Raffael Winkler Author

Lukas Jenni was born in Basel, Switzerland, in 1955 and became interested in birds as a boy. While studying biology at Basel University he became a volunteer at the Swiss Ornithological Institute and a ringer at the Col de Bretolet ringing station, where his interest in moult and ageing began while working with Raffael Winkler. His graduation study dealt with the morphology and ecology of the Great and Middle Spotted Woodpeckers. In 1979, he became head of the Swiss ringing scheme at the Swiss Ornithological Institute and gained his PhD in zoology with a study of the mass concentrations of Bramblings in winter in 1984. He became a lecturer at the University of Zurich in 1997 and a professor in 2013, and was appointed scientific director of the Swiss Ornithological Institute in 2000. His research focuses on bird migration and its ecophysiology, the ecophysiology of stress, and the moult of birds.
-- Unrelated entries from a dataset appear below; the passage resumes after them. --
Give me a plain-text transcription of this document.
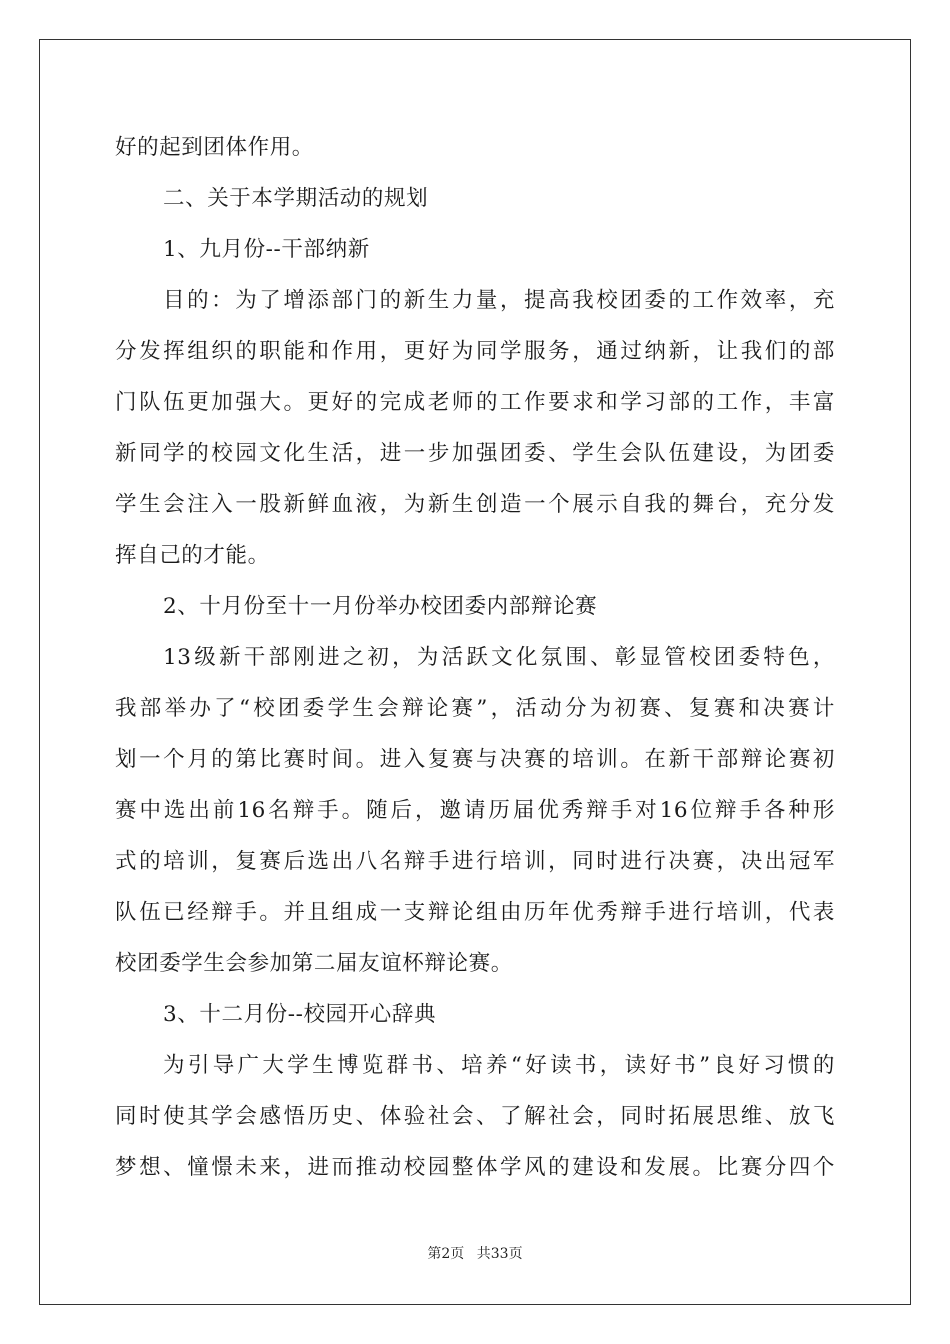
好的起到团体作用。
二、关于本学期活动的规划
1、九月份--干部纳新
目的：为了增添部门的新生力量，提高我校团委的工作效率，充
分发挥组织的职能和作用，更好为同学服务，通过纳新，让我们的部
门队伍更加强大。更好的完成老师的工作要求和学习部的工作，丰富
新同学的校园文化生活，进一步加强团委、学生会队伍建设，为团委
学生会注入一股新鲜血液，为新生创造一个展示自我的舞台，充分发
挥自己的才能。
2、十月份至十一月份举办校团委内部辩论赛
13级新干部刚进之初，为活跃文化氛围、彰显管校团委特色，
我部举办了“校团委学生会辩论赛”，活动分为初赛、复赛和决赛计
划一个月的第比赛时间。进入复赛与决赛的培训。在新干部辩论赛初
赛中选出前16名辩手。随后，邀请历届优秀辩手对16位辩手各种形
式的培训，复赛后选出八名辩手进行培训，同时进行决赛，决出冠军
队伍已经辩手。并且组成一支辩论组由历年优秀辩手进行培训，代表
校团委学生会参加第二届友谊杯辩论赛。
3、十二月份--校园开心辞典
为引导广大学生博览群书、培养“好读书，读好书”良好习惯的
同时使其学会感悟历史、体验社会、了解社会，同时拓展思维、放飞
梦想、憧憬未来，进而推动校园整体学风的建设和发展。比赛分四个
第2页 共33页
He is also involved in many other projects at the Institute, and supervises studies in avian ecology and conservation. Raffael Winkler was born in 1949 in Basel, Switzerland. Interested in birds since his early childhood, a stay at the Station Biologique de la Tour du Valat in the Camargue convinced him to study zoology. At the University of Basel he attended lectures in zoology, botany, palaeontology and psychology, and graduated with a PhD thesis on the pneumatisation of the skull roof in birds. The data for this study were collected at the ringing station at Col de Bretolet in the Swiss Alps, where he began a close co-operation with Lukas Jenni in the study of passerine moult, ageing and bird migration. Raffael was employed at the Swiss Ornithological Institute from 1975 to 1980, and managed the avifaunal information centre and developed outreach programs with amateur birdwatchers. During this time he was secretary of the Swiss Rarities Committee, and worked on The Atlas of Breeding Birds in Switzerland. In 1980 he was elected curator of the bird collection at the Natural History Museum, Basel, where he edited The Avifauna of Switzerland and carried on the Museum’s own tradition in moult research. He retired in 2012 and now works as a voluntary ornithologist at the Basel Museum.